Image input is underused. Several people mentioned that feeding screenshots and photos to Claude for debugging is surprisingly effective. When you’re staring at a visual bug or a confusing terminal output, sometimes the fastest path is just to take a screenshot and ask.

--chrome is worth knowing about. Claude’s --chrome flag enables browser control, which opens up front-end testing automation that would otherwise require a separate framework.
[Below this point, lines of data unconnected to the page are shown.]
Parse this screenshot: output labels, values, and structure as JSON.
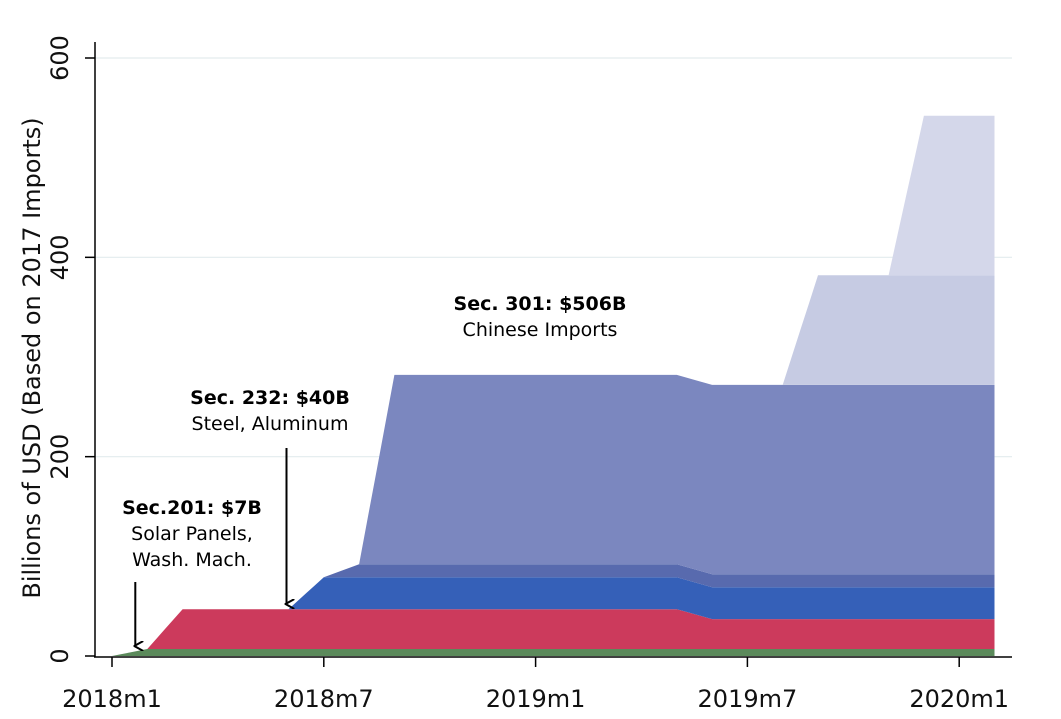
{
  "chart_data": {
    "type": "area",
    "title": "",
    "xlabel": "",
    "ylabel": "Billions of USD (Based on 2017 Imports)",
    "xlim": [
      "2018m1",
      "2020m2"
    ],
    "ylim": [
      0,
      600
    ],
    "x_ticks": [
      "2018m1",
      "2018m7",
      "2019m1",
      "2019m7",
      "2020m1"
    ],
    "y_ticks": [
      0,
      200,
      400,
      600
    ],
    "grid": "horizontal",
    "legend": "none",
    "stacked": true,
    "series": [
      {
        "color": "#5b8a5b",
        "points": [
          [
            "2018m1",
            0
          ],
          [
            "2018m2",
            7
          ],
          [
            "2020m2",
            7
          ]
        ]
      },
      {
        "color": "#cc3a5c",
        "points": [
          [
            "2018m2",
            0
          ],
          [
            "2018m3",
            40
          ],
          [
            "2019m5",
            40
          ],
          [
            "2019m6",
            30
          ],
          [
            "2020m2",
            30
          ]
        ]
      },
      {
        "color": "#3560b8",
        "points": [
          [
            "2018m6",
            0
          ],
          [
            "2018m7",
            32
          ],
          [
            "2019m5",
            32
          ],
          [
            "2019m6",
            32
          ],
          [
            "2020m2",
            32
          ]
        ]
      },
      {
        "color": "#586aae",
        "points": [
          [
            "2018m7",
            0
          ],
          [
            "2018m8",
            13
          ],
          [
            "2019m5",
            13
          ],
          [
            "2019m6",
            13
          ],
          [
            "2020m2",
            13
          ]
        ]
      },
      {
        "color": "#7b87bf",
        "points": [
          [
            "2018m8",
            0
          ],
          [
            "2018m9",
            190
          ],
          [
            "2019m5",
            190
          ],
          [
            "2019m6",
            190
          ],
          [
            "2020m2",
            190
          ]
        ]
      },
      {
        "color": "#c6cbe3",
        "points": [
          [
            "2019m8",
            0
          ],
          [
            "2019m9",
            110
          ],
          [
            "2020m2",
            110
          ]
        ]
      },
      {
        "color": "#d4d7ea",
        "points": [
          [
            "2019m11",
            0
          ],
          [
            "2019m12",
            160
          ],
          [
            "2020m2",
            160
          ]
        ]
      }
    ],
    "annotations": [
      {
        "title": "Sec.201: $7B",
        "text": [
          "Solar Panels,",
          "Wash. Mach."
        ],
        "points_to": "2018m2"
      },
      {
        "title": "Sec. 232: $40B",
        "text": [
          "Steel, Aluminum"
        ],
        "points_to": "2018m6"
      },
      {
        "title": "Sec. 301: $506B",
        "text": [
          "Chinese Imports"
        ],
        "points_to": ""
      }
    ]
  }
}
A few people hadn’t heard of it and were immediately interested.

Editor’s note: Playwright MCP Server can be very handy for inspecting web content as well as the network requests involved.

Addendum
#

I’m not sure if this actually, came up but I’e been using claude-pulse status line for Claude Code that gives you some visibility into what the agent is doing right now, especially around token usage. I get a lot out of that.